Kimi üniversite öğrencileri kabul edilip sevilmenin, beğenilmenin tek yolunun ince olmak olduğunu düşünebilirler. Akademik olarak hayal kırıklığına uğrayan öğrencilerde de anoreksiya oluşabilir. Notları hedeflediklerinin ya da ailelerinin beklentilerinin altına düşerse kendilerini başarısız hissedebilirler. Tartıda ibre sola gittikçe, kilo vermenin başarabildikleri tek şey olduğunu düşünüp bir şey başarmış olduklarını hissederler.
Bazıları ise hissettikleri baskı ve duygular karşısında bulimia veya aşırı yeme bozukluğu geliştirebilir.
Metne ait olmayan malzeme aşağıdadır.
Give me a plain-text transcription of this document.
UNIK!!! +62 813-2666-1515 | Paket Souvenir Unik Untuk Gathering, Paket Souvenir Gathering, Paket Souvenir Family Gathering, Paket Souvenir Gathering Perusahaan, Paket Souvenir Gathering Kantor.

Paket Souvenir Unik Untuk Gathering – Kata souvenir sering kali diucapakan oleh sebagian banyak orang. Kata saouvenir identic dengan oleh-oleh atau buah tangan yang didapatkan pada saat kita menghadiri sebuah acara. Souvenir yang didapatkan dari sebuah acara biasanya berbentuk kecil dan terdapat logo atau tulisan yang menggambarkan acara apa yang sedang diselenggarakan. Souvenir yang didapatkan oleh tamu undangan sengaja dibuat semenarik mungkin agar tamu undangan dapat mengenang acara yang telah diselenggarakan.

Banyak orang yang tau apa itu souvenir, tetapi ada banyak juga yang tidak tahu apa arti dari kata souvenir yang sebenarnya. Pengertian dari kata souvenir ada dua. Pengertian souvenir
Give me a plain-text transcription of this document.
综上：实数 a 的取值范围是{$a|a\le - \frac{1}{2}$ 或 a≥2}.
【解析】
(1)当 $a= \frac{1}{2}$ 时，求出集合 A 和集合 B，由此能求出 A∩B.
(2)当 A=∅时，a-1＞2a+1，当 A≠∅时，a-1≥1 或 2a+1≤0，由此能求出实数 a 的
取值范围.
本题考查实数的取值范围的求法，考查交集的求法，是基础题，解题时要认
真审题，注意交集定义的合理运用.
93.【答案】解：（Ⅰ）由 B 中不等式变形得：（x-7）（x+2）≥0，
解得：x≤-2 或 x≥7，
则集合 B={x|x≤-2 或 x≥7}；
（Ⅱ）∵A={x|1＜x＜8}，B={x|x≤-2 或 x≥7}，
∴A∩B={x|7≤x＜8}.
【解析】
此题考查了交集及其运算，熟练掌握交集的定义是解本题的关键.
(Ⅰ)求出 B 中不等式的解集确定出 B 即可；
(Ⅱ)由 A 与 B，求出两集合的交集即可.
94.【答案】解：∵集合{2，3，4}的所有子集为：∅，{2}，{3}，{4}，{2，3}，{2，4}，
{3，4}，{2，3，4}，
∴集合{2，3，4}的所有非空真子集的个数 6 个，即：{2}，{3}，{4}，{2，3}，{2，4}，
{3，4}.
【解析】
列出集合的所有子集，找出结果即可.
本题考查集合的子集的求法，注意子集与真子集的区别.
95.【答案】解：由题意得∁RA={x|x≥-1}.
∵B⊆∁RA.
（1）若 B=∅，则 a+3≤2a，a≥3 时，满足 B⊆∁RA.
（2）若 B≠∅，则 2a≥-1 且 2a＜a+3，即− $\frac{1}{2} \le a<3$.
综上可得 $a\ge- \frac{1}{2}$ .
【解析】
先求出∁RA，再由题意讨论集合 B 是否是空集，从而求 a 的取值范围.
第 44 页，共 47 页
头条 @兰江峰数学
Yalnız, üzgün, bunalımlı, yorgun, kafası karışık ve tüm olan biten karşısında etkisiz ve çaresiz hisseden genç, yiyerek sanal, geçici bir güven ve rahatlama hissedebilir. Aşırı yediği zaman bütün olumsuz duyguların yok olduğu hissini yaşayabilir. Bulimikler kustuklarında veya aşırı egzersizle tükettikleri kalorileri yakmaya çalışarak tüm bu duygulardan kurtulduklarını hissedebilirler. Yemek sadece geçici bir rahatlama sağladığı içince yeme ve kusma/egzersiz döngüsü devam eder.
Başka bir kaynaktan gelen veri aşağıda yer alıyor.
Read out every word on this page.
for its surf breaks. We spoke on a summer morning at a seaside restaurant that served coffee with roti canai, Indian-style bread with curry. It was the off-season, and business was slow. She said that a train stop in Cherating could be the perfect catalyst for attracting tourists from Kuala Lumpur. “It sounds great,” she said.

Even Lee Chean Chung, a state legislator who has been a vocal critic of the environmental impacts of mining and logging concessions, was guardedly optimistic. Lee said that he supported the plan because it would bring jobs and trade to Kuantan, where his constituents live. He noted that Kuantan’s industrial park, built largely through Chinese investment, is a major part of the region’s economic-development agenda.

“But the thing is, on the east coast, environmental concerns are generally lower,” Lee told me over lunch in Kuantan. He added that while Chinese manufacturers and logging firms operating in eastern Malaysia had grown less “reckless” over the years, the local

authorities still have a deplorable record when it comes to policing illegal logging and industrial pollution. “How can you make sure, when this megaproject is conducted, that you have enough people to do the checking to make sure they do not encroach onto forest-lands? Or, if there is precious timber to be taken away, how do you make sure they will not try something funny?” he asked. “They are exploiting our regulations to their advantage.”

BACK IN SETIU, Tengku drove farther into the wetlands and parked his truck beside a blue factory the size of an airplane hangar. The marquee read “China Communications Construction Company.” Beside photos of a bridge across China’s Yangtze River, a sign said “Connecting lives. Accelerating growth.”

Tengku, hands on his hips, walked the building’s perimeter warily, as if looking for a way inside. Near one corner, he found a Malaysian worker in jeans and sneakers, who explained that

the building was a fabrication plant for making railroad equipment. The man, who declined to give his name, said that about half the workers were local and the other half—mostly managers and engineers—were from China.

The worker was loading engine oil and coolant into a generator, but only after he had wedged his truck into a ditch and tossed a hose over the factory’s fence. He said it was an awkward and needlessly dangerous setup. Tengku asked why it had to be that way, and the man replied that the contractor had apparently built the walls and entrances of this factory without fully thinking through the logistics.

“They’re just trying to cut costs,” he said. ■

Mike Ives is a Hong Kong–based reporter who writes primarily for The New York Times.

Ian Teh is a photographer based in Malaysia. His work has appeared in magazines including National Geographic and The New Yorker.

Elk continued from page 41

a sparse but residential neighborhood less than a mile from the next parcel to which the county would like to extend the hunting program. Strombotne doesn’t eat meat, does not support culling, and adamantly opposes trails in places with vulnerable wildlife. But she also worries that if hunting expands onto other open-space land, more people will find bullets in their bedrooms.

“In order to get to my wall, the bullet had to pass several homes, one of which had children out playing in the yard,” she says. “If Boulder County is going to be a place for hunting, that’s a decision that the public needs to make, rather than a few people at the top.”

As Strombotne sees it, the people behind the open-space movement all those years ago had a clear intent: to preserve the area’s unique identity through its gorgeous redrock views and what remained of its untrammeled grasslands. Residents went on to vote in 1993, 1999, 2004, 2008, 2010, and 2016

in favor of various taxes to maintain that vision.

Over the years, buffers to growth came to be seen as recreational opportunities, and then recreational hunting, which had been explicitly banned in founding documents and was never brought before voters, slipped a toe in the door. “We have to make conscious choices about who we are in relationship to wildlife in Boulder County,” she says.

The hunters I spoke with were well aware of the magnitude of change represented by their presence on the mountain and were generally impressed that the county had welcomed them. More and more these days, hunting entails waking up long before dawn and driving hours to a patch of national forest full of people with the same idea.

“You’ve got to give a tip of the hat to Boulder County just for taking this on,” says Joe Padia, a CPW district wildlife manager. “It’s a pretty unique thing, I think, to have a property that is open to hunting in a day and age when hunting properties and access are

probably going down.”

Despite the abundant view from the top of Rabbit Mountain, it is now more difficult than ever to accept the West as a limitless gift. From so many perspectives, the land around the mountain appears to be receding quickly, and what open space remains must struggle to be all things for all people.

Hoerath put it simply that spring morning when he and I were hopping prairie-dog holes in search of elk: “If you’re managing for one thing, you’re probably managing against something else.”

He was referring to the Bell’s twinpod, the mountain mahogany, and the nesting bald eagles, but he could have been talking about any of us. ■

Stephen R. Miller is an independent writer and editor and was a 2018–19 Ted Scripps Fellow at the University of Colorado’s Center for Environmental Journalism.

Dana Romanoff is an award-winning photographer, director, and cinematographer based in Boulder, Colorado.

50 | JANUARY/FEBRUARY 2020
Birçok kişi, bir yeme bozukluğu olduğunun bile farkına varamayabilir çünkü yeme bozukluğuna işaret eden davranışlar kampüslerde yaygın olarak kabul görüyor olabilir. Bazı okullarda yeme-kusma partilerinin bile yapıldığı bilinir. Öğrencilerin diyet hapları, müshil ilaçları ve diuretikleri(vücuttan su atan ilaçlar) paylaştığı bile biliniyor. Bireyin çevresinde aynı davranışlarda bulunan bir çok insan varken bir problemi olduğunu fark etmesi çok zor. Bireyin bu davranışların oldukça sağlıksız olduğunun farkına varması ve yardım alması gerekir.
Yeme bozukluğu olduğunu bilen bireyler için ise yardım istemek çok zor olabilir çünkü çevre tarafından duyulursa dışlanacakları, etiketlenecekleri korkusu yaşayabilirler.
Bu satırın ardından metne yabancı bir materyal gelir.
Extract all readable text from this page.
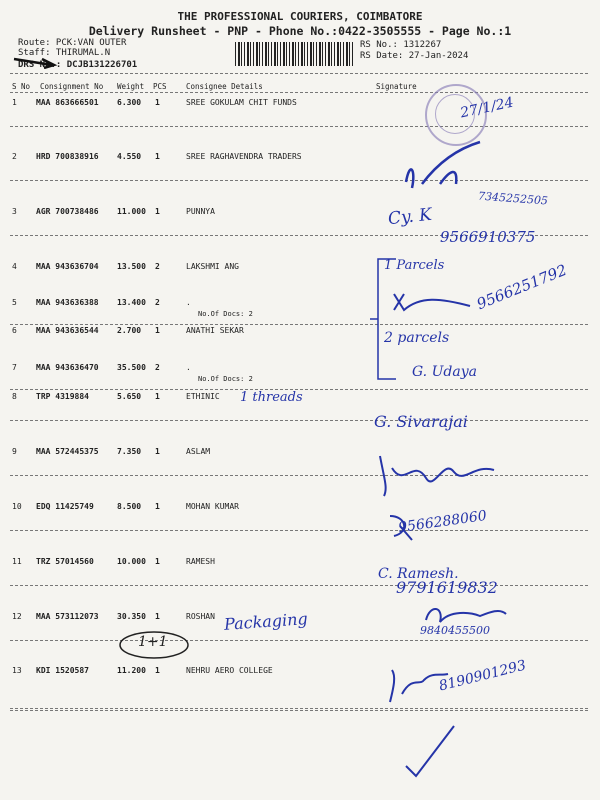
THE PROFESSIONAL COURIERS, COIMBATORE
Delivery Runsheet - PNP - Phone No.:0422-3505555 - Page No.:1
Route: PCK:VAN OUTER
Staff: THIRUMAL.N
DRS No.: DCJB131226701
RS No.: 1312267
RS Date: 27-Jan-2024
S No Consignment No Weight PCS	Consignee Details	Signature
1 MAA 863666501 6.300 1	SREE GOKULAM CHIT FUNDS
2 HRD 700838916 4.550 1	SREE RAGHAVENDRA TRADERS
3 AGR 700738486 11.000 1	PUNNYA
4 MAA 943636704 13.500 2	LAKSHMI ANG
5 MAA 943636388 13.400 2	.
No.Of Docs: 2
6 MAA 943636544 2.700 1	ANATHI SEKAR
7 MAA 943636470 35.500 2	.
No.Of Docs: 2
8 TRP 4319884	5.650 1	ETHINIC
9 MAA 572445375 7.350 1	ASLAM
10 EDQ 11425749	8.500 1	MOHAN KUMAR
11 TRZ 57014560	10.000 1	RAMESH
12 MAA 573112073 30.350 1	ROSHAN
13 KDI 1520587	11.200 1	NEHRU AERO COLLEGE
27/1/24
7345252505
Cy. K
9566910375
1 Parcels 9566251792
2 parcels
G. Udaya
1 threads
G. Sivarajai
9566288060
C. Ramesh.
9791619832
Packaging
1+1
9840455500
8190901293
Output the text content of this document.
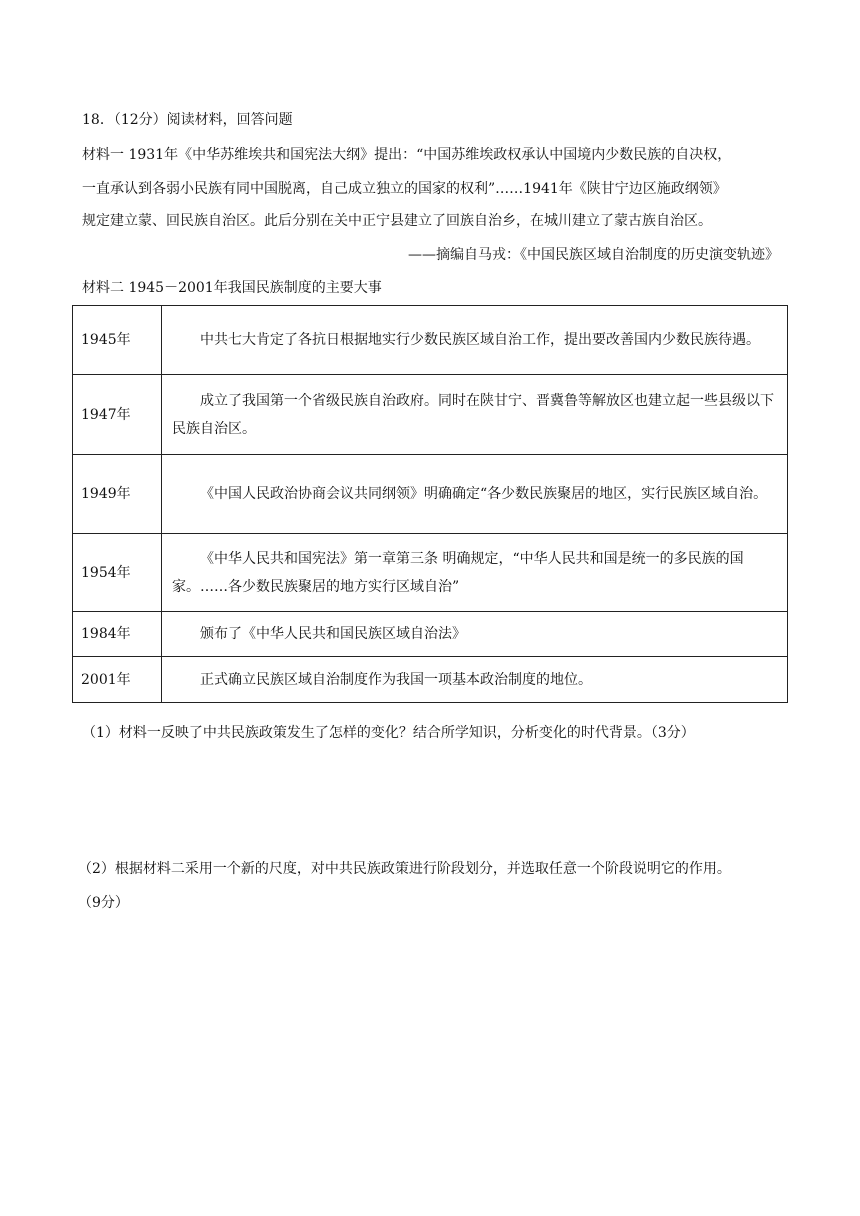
18．（12分）阅读材料，回答问题
材料一 1931年《中华苏维埃共和国宪法大纲》提出：“中国苏维埃政权承认中国境内少数民族的自决权，
一直承认到各弱小民族有同中国脱离，自己成立独立的国家的权利”……1941年《陕甘宁边区施政纲领》
规定建立蒙、回民族自治区。此后分别在关中正宁县建立了回族自治乡，在城川建立了蒙古族自治区。
——摘编自马戎：《中国民族区域自治制度的历史演变轨迹》
材料二 1945－2001年我国民族制度的主要大事
1945年	中共七大肯定了各抗日根据地实行少数民族区域自治工作，提出要改善国内少数民族待遇。
1947年	成立了我国第一个省级民族自治政府。同时在陕甘宁、晋冀鲁等解放区也建立起一些县级以下民族自治区。
1949年	《中国人民政治协商会议共同纲领》明确确定“各少数民族聚居的地区，实行民族区域自治。
1954年	《中华人民共和国宪法》第一章第三条 明确规定，“中华人民共和国是统一的多民族的国家。……各少数民族聚居的地方实行区域自治”
1984年	颁布了《中华人民共和国民族区域自治法》
2001年	正式确立民族区域自治制度作为我国一项基本政治制度的地位。
（1）材料一反映了中共民族政策发生了怎样的变化？结合所学知识，分析变化的时代背景。（3分）
（2）根据材料二采用一个新的尺度，对中共民族政策进行阶段划分，并选取任意一个阶段说明它的作用。
（9分）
Bu yıllarda gençlerin problemlerini çözebilmelerini sağlamak amacı ile başa gelebilecek her türlü problemde gerçekten samimiyet ve özverili eller uzatılmalıdır. Kendilerini güvende hissetmeleri ve baş edebileceklerine inanmaları problemleri çözmeleri için yeterli bir girişim olacaktır.
Unutulmamalıdır ki kültürel normlarımızın getirdikleri
sebebi ile üniversite yılları bir çok bireyin;
kendiyle ve çevresiyle ayrışıp birey olma çabası yaşadığı dönemdir.